Our lives are full of chatter, full of the noise of human voices, a constant chattering that not only comes from all around us, but that emanates from within our own heads.

Our lives are full of chatter, full of the noise of human voices, a constant chattering that not only comes from all around us, but that emanates from within our own heads. Radio and television provide a constant barrage of idle chatter, of small talk. Take talk back radio: It’s hardly ever a discussion we’re hearing – simply the sound of people who like the sound of their own voices. The airing of someone’s usually poorly articulated view.

We chatter to each other to fill the silence, prattling on about this or that, and it is, to quote the Bible – Paul’s Letter to the Corinthians – ” a clanging gong or a sounding cymbal … signifying nothing”. And therein lies the nub of the thing: the lack of significance.

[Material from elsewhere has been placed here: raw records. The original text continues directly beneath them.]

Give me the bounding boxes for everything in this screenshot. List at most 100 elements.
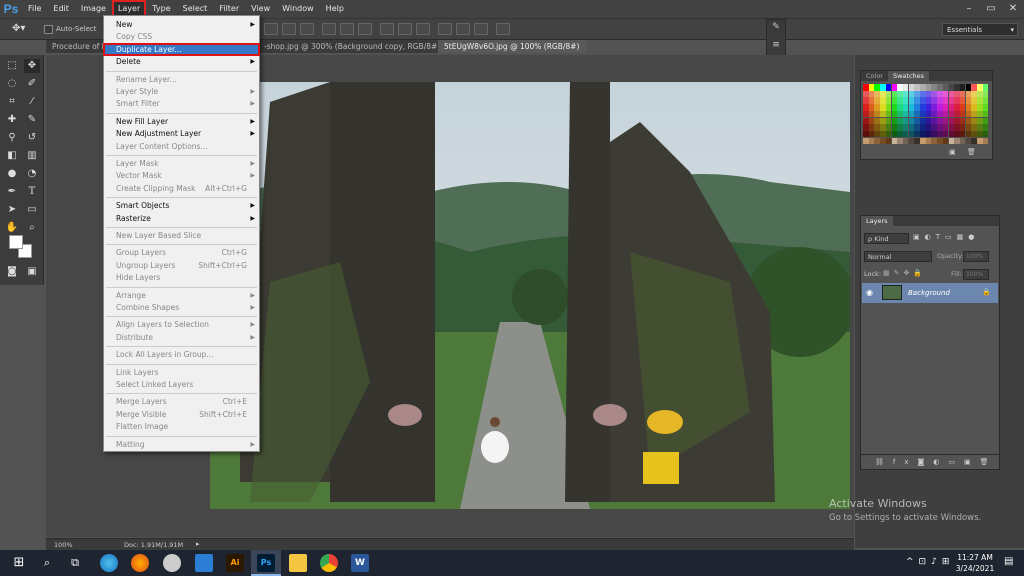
photoshop-taskbar-active[interactable]: Ps bbox=[251, 550, 281, 576]
swatch[interactable] bbox=[982, 90, 989, 98]
tab-swatches[interactable]: Swatches bbox=[887, 71, 930, 81]
swatch[interactable] bbox=[982, 117, 989, 124]
file-explorer-icon[interactable] bbox=[289, 554, 307, 572]
layer-menu-item[interactable]: Arrange ▶ bbox=[104, 290, 259, 301]
crop-tool-icon[interactable]: ⌗ bbox=[4, 95, 20, 109]
healing-tool-icon[interactable]: ✚ bbox=[4, 113, 20, 127]
status-arrow-icon[interactable]: ▸ bbox=[196, 540, 200, 548]
layer-menu-item[interactable]: Merge Visible Shift+Ctrl+E bbox=[104, 409, 259, 420]
layer-menu-item[interactable]: Select Linked Layers bbox=[104, 379, 259, 390]
rectangle-tool-icon[interactable]: ▭ bbox=[24, 203, 40, 217]
layer-name[interactable]: Background bbox=[908, 289, 950, 297]
zoom-tool-icon[interactable]: ⌕ bbox=[24, 221, 40, 235]
layer-menu-item[interactable]: New Fill Layer ▶ bbox=[104, 116, 259, 127]
layer-menu-item[interactable]: Smart Filter ▶ bbox=[104, 98, 259, 109]
quick-mask-icon[interactable]: ◙ bbox=[4, 265, 20, 279]
tab-layers[interactable]: Layers bbox=[861, 216, 893, 226]
illustrator-icon[interactable]: Ai bbox=[226, 554, 244, 572]
clone-stamp-tool-icon[interactable]: ⚲ bbox=[4, 131, 20, 145]
layers-footer-icons[interactable]: ⛓fx◙◐▭▣🗑 bbox=[861, 454, 999, 469]
brush-settings-icon[interactable]: ≡ bbox=[767, 40, 785, 50]
eye-icon[interactable]: ◉ bbox=[866, 288, 873, 297]
swatch[interactable] bbox=[982, 97, 989, 104]
lasso-tool-icon[interactable]: ◌ bbox=[4, 77, 20, 91]
layer-menu-item[interactable]: Rasterize ▶ bbox=[104, 213, 259, 224]
chrome-icon[interactable] bbox=[320, 554, 338, 572]
document-image[interactable] bbox=[210, 82, 850, 509]
align-top-icon[interactable] bbox=[264, 23, 278, 35]
brush-tool-icon[interactable]: ✎ bbox=[24, 113, 40, 127]
swatch-grid[interactable] bbox=[863, 84, 989, 145]
maximize-button[interactable]: ▭ bbox=[980, 0, 1002, 18]
distribute-left-icon[interactable] bbox=[438, 23, 452, 35]
tab-procedure[interactable]: Procedure of h bbox=[46, 40, 106, 53]
blur-tool-icon[interactable]: ● bbox=[4, 167, 20, 181]
distribute-vcenter-icon[interactable] bbox=[398, 23, 412, 35]
layer-menu-item[interactable]: Merge Layers Ctrl+E bbox=[104, 396, 259, 407]
swatch[interactable] bbox=[982, 110, 989, 118]
firefox-icon[interactable] bbox=[131, 554, 149, 572]
layer-menu-item[interactable]: New Layer Based Slice bbox=[104, 230, 259, 241]
word-icon[interactable]: W bbox=[351, 554, 369, 572]
swatch[interactable] bbox=[982, 137, 989, 145]
layer-menu-item[interactable]: Ungroup Layers Shift+Ctrl+G bbox=[104, 260, 259, 271]
path-select-tool-icon[interactable]: ➤ bbox=[4, 203, 20, 217]
menu-window[interactable]: Window bbox=[276, 0, 320, 18]
close-button[interactable]: ✕ bbox=[1002, 0, 1024, 18]
layer-menu-item[interactable]: New Adjustment Layer ▶ bbox=[104, 128, 259, 139]
pen-tool-icon[interactable]: ✒ bbox=[4, 185, 20, 199]
trash-icon[interactable]: 🗑 bbox=[967, 148, 976, 156]
layer-menu-item[interactable]: Create Clipping Mask Alt+Ctrl+G bbox=[104, 183, 259, 194]
auto-align-icon[interactable] bbox=[496, 23, 510, 35]
layer-menu-item[interactable]: Rename Layer... bbox=[104, 74, 259, 85]
layer-menu-item[interactable]: Distribute ▶ bbox=[104, 332, 259, 343]
layer-menu-item[interactable]: Link Layers bbox=[104, 367, 259, 378]
clock-date[interactable]: 3/24/2021 bbox=[955, 564, 995, 573]
swatch[interactable] bbox=[982, 130, 989, 138]
task-view-icon[interactable]: ⧉ bbox=[66, 554, 84, 572]
clock-time[interactable]: 11:27 AM bbox=[955, 553, 995, 562]
history-brush-tool-icon[interactable]: ↺ bbox=[24, 131, 40, 145]
workspace-select[interactable]: Essentials ▾ bbox=[942, 23, 1018, 36]
tab-color[interactable]: Color bbox=[861, 71, 888, 81]
layer-menu-item[interactable]: Delete ▶ bbox=[104, 56, 259, 67]
type-tool-icon[interactable]: T bbox=[24, 185, 40, 199]
kind-filter-select[interactable]: ρ Kind bbox=[864, 233, 909, 244]
filter-icons[interactable]: ▣◐T▭▦● bbox=[913, 233, 979, 241]
move-tool-icon[interactable]: ✥ bbox=[24, 59, 40, 73]
lock-icons[interactable]: ▦✎✥🔒 bbox=[883, 269, 926, 277]
zoom-level[interactable]: 100% bbox=[54, 541, 73, 549]
hand-tool-icon[interactable]: ✋ bbox=[4, 221, 20, 235]
blend-mode-select[interactable]: Normal bbox=[864, 251, 932, 262]
layer-menu-item[interactable]: Hide Layers bbox=[104, 272, 259, 283]
auto-select-checkbox[interactable] bbox=[44, 25, 53, 34]
foreground-color-swatch[interactable] bbox=[9, 235, 23, 249]
swatch[interactable] bbox=[982, 124, 989, 131]
distribute-hcenter-icon[interactable] bbox=[456, 23, 470, 35]
screen-mode-icon[interactable]: ▣ bbox=[24, 265, 40, 279]
eraser-tool-icon[interactable]: ◧ bbox=[4, 149, 20, 163]
windows-start-icon[interactable]: ⊞ bbox=[10, 554, 28, 572]
notification-icon[interactable]: ▤ bbox=[1004, 556, 1013, 567]
new-swatch-icon[interactable]: ▣ bbox=[949, 148, 956, 156]
layer-menu-item[interactable]: New ▶ bbox=[104, 19, 259, 30]
align-left-icon[interactable] bbox=[322, 23, 336, 35]
layer-menu-item[interactable]: Lock All Layers in Group... bbox=[104, 349, 259, 360]
system-tray-icons[interactable]: ^⊡♪⊞ bbox=[906, 557, 954, 567]
layer-menu-item[interactable]: Combine Shapes ▶ bbox=[104, 302, 259, 313]
align-right-icon[interactable] bbox=[358, 23, 372, 35]
quick-select-tool-icon[interactable]: ✐ bbox=[24, 77, 40, 91]
opacity-input[interactable]: 100% bbox=[963, 251, 989, 262]
tab-active-document[interactable]: 5tEUgW8v6O.jpg @ 100% (RGB/8#) bbox=[438, 40, 586, 53]
layer-menu-item[interactable]: Matting ▶ bbox=[104, 439, 259, 450]
layer-menu-item[interactable]: Layer Mask ▶ bbox=[104, 158, 259, 169]
align-bottom-icon[interactable] bbox=[300, 23, 314, 35]
layer-menu-item[interactable]: Flatten Image bbox=[104, 421, 259, 432]
layer-menu-item[interactable]: Smart Objects ▶ bbox=[104, 200, 259, 211]
store-icon[interactable] bbox=[195, 554, 213, 572]
move-tool-icon[interactable]: ✥▾ bbox=[12, 23, 25, 34]
layer-menu-item[interactable]: Align Layers to Selection ▶ bbox=[104, 319, 259, 330]
menu-file[interactable]: File bbox=[22, 0, 47, 18]
fill-input[interactable]: 100% bbox=[963, 269, 989, 280]
distribute-top-icon[interactable] bbox=[380, 23, 394, 35]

In a wonderful line in his poem Australia, A D Hope writes – in reference to Europe – of:

The Chattering of apes that passes as civilization over there …

And let me be clear – I am as guilty of this “idle chatter” as anyone.

There is a scene in the film “As Good As It Gets” when the Jack Nicholson character attempts to express what it is that attracts him to the Helen Hunt character. He is an anti-social misfit, a writer of romance novels whose only pleasure in life is to insult and upset other people, an isolated, alienated, desperately lonely, thoroughly unlikeable man. But he sees something in the Helen Hunt character that others don’t see: that she only says things that she means, that she only talks about things that really matter, that when she speaks, it is about things she cares about deeply; she is honest, she is not putting on a show, a front, a façade. She speaks from the heart.

There is distinction between ‘chatter’ and “conversation”. Conversation requires engagement: we engage with each other, we talk of things that matter. In one of his earlier songs, “The Dangling Conversation”, Paul Simon writes:

And we speak of things that matter

In words that must be said:

Can analysis be worthwhile?

Is the theatre really dead?

And we sit and drink our coffee

Couched in our indifference

Like shells upon the shore

We can hear the ocean roar.

Simon gives us a brief glimpse of a couple whose relationship is drained of all meaning and life. The talk of “things that matter” is, in fact, superficial chatter; each is actually “couched in indifference”, they are “shells upon the shore” – no longer living creatures but empty shells, capable of seeming to produce the sound of the life force – the sea – but in fact lacking in substance, in life. The heart has gone from their “dangling conversation”.